April 05, 2022

Invented in New Orleans: The History of Bananas Foster

In 1951, when the Brennan restaurant operation consisted only of Brennan's Vieux Carre on Bourbon Street, Owen Brennan asked his sister Ella to come up with a fancy new dessert for a dinner that night honoring Richard Foster for being named chairman of the New Orleans Crime Commission. An already-overworked Ella Brennan gathered her chef, Paul Blange, and headwaiter in the kitchen to help her dream up the new dessert. Scanning the kitchen and spying bananas, she thought of a simple dessert her mother had made by splitting the yellow fruit and sautéing the halves with butter and brown sugar. To jazz it up, she said in her memoir, they poured rum and banana liqueur on top, setting the mixture on fire at tableside, tossing in cinnamon to make it sparkle and serving the concoction over vanilla ice cream.

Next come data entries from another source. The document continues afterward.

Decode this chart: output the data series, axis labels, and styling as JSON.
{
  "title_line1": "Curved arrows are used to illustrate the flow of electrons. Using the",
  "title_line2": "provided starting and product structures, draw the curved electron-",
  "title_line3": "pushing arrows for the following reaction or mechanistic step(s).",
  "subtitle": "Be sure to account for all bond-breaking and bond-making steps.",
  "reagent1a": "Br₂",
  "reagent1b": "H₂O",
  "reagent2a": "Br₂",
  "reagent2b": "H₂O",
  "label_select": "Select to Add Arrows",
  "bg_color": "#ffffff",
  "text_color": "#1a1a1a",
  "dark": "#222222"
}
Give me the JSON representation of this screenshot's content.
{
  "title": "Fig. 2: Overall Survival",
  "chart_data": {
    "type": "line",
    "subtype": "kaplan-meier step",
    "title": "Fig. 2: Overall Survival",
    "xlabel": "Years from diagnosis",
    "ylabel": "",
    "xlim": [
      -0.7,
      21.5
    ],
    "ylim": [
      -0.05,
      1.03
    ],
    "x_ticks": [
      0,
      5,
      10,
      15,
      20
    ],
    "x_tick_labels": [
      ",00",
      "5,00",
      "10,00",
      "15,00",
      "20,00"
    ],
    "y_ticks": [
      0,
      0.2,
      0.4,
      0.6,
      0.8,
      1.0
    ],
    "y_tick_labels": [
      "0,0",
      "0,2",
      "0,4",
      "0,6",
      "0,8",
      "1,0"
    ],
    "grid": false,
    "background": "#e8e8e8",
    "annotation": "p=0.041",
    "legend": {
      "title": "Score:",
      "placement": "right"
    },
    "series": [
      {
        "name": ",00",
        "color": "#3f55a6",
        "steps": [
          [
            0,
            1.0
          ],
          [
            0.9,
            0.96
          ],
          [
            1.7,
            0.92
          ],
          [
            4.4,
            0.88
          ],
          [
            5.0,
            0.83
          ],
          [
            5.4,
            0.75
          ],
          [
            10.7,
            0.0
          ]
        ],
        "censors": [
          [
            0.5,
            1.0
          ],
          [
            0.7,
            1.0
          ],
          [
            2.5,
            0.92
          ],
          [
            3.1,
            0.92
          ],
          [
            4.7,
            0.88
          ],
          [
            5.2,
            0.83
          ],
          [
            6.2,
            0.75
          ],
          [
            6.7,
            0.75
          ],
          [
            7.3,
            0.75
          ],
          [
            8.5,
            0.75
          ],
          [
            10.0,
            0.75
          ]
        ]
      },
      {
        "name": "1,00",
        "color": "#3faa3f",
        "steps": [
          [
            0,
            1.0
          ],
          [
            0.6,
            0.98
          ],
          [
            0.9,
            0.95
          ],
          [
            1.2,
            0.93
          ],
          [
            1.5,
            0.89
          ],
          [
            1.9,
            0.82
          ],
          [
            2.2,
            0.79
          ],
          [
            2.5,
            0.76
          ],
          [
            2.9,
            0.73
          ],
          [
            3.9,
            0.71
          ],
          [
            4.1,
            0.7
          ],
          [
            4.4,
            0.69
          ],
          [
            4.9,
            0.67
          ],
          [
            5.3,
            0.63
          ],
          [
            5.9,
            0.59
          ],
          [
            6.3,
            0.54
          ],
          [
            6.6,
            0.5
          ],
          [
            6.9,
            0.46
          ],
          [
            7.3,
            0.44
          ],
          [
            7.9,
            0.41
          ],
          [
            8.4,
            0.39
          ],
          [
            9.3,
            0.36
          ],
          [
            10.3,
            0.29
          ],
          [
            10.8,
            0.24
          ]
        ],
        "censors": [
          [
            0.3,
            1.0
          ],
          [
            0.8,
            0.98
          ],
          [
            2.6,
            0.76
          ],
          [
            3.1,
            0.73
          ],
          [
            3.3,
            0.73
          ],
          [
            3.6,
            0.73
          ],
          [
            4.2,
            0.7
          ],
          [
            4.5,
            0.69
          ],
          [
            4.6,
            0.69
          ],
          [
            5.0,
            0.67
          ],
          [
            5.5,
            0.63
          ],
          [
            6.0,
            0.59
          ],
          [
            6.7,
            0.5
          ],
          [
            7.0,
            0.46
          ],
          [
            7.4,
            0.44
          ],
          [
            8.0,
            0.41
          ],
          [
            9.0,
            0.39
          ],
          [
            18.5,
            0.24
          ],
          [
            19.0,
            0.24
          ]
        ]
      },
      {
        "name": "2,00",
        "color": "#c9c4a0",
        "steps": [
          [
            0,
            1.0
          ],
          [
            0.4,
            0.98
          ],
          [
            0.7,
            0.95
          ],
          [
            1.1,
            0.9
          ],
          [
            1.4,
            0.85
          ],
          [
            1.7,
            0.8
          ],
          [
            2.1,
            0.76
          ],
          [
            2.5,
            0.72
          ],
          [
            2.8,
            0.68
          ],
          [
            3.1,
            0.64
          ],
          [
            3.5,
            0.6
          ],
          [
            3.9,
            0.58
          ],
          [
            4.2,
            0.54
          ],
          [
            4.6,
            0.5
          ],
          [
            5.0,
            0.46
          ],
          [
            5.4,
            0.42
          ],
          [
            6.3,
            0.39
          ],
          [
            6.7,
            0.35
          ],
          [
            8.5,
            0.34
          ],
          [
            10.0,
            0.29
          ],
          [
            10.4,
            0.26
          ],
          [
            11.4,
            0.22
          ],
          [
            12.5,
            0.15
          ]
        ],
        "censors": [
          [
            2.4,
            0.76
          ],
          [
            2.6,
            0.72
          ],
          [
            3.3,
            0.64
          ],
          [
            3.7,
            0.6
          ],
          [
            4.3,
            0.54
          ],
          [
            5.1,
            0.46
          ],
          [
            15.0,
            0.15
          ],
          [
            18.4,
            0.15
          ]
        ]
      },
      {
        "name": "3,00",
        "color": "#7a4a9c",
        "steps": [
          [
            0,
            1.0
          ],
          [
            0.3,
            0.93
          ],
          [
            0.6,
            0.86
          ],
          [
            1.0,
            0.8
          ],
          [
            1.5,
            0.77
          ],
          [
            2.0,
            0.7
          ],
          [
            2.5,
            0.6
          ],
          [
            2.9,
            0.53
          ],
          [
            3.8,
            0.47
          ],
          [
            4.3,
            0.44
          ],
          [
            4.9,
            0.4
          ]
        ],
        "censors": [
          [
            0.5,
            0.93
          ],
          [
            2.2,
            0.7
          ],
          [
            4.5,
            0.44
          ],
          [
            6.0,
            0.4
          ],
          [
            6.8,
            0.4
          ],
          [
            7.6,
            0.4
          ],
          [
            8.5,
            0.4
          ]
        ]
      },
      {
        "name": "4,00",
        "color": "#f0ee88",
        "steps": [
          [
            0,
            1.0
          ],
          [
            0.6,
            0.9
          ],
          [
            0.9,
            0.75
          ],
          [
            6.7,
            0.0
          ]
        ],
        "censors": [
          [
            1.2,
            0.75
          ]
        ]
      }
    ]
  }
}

They called it "Bananas Foster."

Bananas Foster Recipe

The bananas are cooked in a bubbling pan of dark brown sugar, butter, rum, banana liquor, and cinnamon and served over ice cream in this deliciously simple–yet elegant–dessert.

Prep Time: 5 minutes
Cook Time: 10 minutes
Ready In: 15 minutes
Yield: 4 servings

Ingredients

  • ¼ lb. butter
  • ½ lb. dark brown sugar (1 cup)
  • 2 bananas
  • 2 ounces banana liqueur
  • 4 ounces dark rum
  • Ground cinnamon
  • Ice cream

Procedure

  1. Melt butter and add brown sugar to form a creamy paste. Let this mixture caramelize over medium heat for approximately 5 minutes.
  2. Stir in the banana liqueur, creating a syrup.
  3. Add bananas.
  4. Add rum in spoon. Leave in pan to heat. (Caution: Do not pour directly from the bottle.)
  5. Raise out of skillet and add more rum to the skillet.
  6. Ignite rum in spoon and lower into the mixture.
  7. Agitate to keep flame burning, and add a few pinches of voodoo magic (cinnamon) to the flame.
  8. Let flame go out and serve over ice cream.

Optional: Serve with crepes and ice cream for bananas foster crepes.